Speaker Renner signals support for reforming sovereign immunity laws
House Speaker Paul Renner, a Palm Coast attorney, says he supports reforming “sovereign immunity” laws that shield government entities from civil liability.
Whether that breathes new life into stalled legislation remains to be seen.
“I don’t think the government should have a right to hurt your kid in a negligent action and there’s no recovery, whereas a private company can hurt your kid, and pay reasonable compensation,” Renner said.
Renner was responding to a reporter’s question following a marathon floor session on Thursday.
He stressed that he was speaking only for himself, but his comments raised hopes for supporters of HB 569 by Rep. Fiona McFarland, R-Sarasota.
“It is encouraging to hear Speaker Renner wants to take another look at our antiquated claims bill process and the limits on what people can recover when they are victimized by government negligence,” said Laura Youmans, legislative director for the Florida Justice Association.
Among other things, the measure would double the $200,000 per-person and $300,000 per-incident caps on claims against government entities beyond which, injured plaintiffs are required to seek legislative approval through a “claims bill.”
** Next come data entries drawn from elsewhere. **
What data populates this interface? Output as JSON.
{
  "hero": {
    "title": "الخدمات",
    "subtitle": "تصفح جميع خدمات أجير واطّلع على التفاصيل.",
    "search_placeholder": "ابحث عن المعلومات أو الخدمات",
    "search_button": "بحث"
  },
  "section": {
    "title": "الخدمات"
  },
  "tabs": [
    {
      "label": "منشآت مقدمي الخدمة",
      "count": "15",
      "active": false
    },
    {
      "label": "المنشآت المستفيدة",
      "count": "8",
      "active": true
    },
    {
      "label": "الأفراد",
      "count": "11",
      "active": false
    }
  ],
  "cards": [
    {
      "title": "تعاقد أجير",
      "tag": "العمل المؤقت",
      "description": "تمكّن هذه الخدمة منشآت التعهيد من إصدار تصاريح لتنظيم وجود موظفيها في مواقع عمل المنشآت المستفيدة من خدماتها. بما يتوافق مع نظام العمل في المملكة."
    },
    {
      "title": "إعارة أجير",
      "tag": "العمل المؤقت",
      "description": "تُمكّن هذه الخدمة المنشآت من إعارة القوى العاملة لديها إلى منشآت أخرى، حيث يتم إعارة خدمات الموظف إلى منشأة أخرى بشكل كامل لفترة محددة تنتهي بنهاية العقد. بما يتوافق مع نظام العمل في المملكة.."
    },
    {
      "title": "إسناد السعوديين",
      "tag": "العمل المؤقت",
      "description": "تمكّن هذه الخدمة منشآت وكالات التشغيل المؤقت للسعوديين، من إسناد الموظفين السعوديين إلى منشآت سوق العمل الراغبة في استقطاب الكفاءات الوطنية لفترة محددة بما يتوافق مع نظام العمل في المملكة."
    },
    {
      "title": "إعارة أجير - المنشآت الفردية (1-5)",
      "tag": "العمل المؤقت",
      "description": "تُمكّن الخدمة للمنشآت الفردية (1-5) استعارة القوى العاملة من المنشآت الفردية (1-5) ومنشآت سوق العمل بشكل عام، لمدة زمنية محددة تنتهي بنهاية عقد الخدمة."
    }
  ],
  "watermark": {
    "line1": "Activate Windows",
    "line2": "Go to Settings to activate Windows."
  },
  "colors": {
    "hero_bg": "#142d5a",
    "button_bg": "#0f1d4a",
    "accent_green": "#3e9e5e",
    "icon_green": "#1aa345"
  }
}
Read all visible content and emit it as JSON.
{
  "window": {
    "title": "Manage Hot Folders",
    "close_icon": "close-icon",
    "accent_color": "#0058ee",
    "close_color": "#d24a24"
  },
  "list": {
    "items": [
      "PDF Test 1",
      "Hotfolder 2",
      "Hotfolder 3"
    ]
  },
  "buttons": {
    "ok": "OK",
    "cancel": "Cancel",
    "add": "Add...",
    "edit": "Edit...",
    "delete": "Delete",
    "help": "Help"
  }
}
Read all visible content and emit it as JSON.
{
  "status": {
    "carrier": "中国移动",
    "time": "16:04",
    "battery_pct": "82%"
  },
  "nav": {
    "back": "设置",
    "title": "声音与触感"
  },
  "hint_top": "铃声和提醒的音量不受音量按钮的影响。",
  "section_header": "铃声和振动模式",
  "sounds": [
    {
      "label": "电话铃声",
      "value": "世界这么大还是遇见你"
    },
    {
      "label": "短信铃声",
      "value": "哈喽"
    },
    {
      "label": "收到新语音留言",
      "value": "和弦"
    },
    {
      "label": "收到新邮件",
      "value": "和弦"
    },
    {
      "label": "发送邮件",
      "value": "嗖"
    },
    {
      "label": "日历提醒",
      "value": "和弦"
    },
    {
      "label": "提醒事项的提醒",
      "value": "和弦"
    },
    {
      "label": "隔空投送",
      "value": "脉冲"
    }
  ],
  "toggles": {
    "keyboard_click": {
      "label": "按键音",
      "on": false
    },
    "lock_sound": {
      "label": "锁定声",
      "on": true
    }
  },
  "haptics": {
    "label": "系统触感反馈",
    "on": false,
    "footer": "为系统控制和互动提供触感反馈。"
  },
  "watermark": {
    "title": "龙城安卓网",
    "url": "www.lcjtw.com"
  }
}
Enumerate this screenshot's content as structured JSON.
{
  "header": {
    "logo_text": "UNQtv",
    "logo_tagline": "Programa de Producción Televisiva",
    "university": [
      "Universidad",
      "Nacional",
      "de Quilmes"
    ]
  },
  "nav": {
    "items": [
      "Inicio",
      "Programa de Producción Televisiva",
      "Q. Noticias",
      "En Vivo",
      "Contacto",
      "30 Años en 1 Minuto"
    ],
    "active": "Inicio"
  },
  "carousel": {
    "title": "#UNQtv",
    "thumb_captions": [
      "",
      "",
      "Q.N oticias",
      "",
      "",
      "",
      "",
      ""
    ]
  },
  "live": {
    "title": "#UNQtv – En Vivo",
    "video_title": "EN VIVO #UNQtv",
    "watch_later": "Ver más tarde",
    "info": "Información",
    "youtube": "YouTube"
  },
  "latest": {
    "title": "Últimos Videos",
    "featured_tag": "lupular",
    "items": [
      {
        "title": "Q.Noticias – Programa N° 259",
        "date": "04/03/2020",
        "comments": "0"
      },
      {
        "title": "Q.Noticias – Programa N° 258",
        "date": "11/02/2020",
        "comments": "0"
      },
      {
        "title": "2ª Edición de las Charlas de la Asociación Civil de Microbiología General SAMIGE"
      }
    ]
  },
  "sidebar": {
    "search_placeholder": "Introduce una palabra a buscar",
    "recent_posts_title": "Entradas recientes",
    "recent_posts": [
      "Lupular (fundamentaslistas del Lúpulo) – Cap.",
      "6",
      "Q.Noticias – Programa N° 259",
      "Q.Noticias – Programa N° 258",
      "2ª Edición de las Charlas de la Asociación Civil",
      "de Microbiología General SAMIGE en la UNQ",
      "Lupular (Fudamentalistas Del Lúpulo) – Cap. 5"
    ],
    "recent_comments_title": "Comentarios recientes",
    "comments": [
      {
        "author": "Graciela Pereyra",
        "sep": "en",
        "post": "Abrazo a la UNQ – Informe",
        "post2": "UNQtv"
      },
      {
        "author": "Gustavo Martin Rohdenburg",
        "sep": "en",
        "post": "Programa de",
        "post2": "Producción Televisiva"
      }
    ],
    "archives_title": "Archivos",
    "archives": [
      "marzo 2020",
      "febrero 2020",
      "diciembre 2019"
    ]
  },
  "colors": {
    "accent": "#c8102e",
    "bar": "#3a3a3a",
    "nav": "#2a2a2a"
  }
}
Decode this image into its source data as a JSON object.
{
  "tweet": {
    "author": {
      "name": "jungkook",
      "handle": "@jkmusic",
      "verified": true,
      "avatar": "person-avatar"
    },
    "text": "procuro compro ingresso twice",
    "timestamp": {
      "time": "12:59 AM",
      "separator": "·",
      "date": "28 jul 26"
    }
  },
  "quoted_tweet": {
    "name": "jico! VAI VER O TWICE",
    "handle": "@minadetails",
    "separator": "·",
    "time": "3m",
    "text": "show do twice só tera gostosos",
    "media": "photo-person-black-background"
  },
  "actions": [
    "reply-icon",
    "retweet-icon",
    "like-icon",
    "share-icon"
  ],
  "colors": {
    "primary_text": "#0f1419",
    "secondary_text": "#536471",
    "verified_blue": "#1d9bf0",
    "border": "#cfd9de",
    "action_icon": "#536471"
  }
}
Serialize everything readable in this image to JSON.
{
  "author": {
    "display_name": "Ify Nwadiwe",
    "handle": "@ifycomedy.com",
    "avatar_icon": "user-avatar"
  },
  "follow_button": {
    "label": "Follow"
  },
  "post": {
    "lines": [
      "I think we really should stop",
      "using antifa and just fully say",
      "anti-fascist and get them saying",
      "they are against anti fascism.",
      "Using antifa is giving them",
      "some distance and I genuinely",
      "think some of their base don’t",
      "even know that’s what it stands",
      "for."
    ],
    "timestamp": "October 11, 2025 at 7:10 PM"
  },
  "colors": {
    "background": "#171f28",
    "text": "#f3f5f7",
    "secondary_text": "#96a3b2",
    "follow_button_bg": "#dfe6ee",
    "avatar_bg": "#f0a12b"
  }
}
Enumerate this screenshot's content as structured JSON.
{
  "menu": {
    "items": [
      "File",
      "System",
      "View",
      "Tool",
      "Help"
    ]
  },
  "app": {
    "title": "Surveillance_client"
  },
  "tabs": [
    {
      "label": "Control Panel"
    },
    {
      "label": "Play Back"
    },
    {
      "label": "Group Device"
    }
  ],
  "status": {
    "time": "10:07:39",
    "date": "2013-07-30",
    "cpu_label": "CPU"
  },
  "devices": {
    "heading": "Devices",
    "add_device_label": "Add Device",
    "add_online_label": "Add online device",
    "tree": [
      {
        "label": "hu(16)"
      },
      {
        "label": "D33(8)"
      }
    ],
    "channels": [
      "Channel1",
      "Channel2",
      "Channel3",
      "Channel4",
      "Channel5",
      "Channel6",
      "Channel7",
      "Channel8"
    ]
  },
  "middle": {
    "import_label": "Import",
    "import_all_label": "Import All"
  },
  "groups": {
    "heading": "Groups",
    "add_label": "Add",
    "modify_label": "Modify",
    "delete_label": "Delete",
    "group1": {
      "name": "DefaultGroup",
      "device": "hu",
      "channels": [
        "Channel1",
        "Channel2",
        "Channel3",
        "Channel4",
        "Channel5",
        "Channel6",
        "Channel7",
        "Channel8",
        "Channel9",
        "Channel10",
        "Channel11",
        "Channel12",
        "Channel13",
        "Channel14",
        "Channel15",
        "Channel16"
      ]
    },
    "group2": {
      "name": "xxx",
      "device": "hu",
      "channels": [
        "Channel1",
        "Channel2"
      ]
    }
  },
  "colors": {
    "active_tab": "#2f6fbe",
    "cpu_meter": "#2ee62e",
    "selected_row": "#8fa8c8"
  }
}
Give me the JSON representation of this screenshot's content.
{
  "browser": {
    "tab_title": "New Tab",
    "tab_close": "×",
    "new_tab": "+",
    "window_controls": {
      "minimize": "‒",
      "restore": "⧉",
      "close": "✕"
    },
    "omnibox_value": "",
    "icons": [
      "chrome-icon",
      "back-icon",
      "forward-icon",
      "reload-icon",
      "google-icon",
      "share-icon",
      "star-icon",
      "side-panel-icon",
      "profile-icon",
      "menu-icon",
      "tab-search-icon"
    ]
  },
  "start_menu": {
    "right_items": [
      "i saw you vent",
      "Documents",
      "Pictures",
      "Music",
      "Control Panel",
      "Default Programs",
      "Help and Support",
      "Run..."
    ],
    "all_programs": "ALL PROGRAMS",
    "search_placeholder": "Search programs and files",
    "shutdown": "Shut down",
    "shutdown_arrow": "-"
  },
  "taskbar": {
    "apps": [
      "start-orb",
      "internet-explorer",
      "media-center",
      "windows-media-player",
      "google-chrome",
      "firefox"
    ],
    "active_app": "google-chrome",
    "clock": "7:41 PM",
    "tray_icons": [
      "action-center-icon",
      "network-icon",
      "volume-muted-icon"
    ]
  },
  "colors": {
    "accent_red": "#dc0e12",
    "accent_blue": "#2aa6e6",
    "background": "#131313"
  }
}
Supporters have been pressing the reforms for the past three years, arguing that updating the more than decade-old caps is only fair for severely injured plaintiffs.
In addition to increasing the per-person and per-incident caps to $400,000 and $600,000 respectively, the measure would allow local governments to negotiate higher settlements without first seeking legislative approval.
Other provisions would tie future cap increases to the Consumer Price Index and prohibit insurance companies from conditioning payments on the passage of a claims bill.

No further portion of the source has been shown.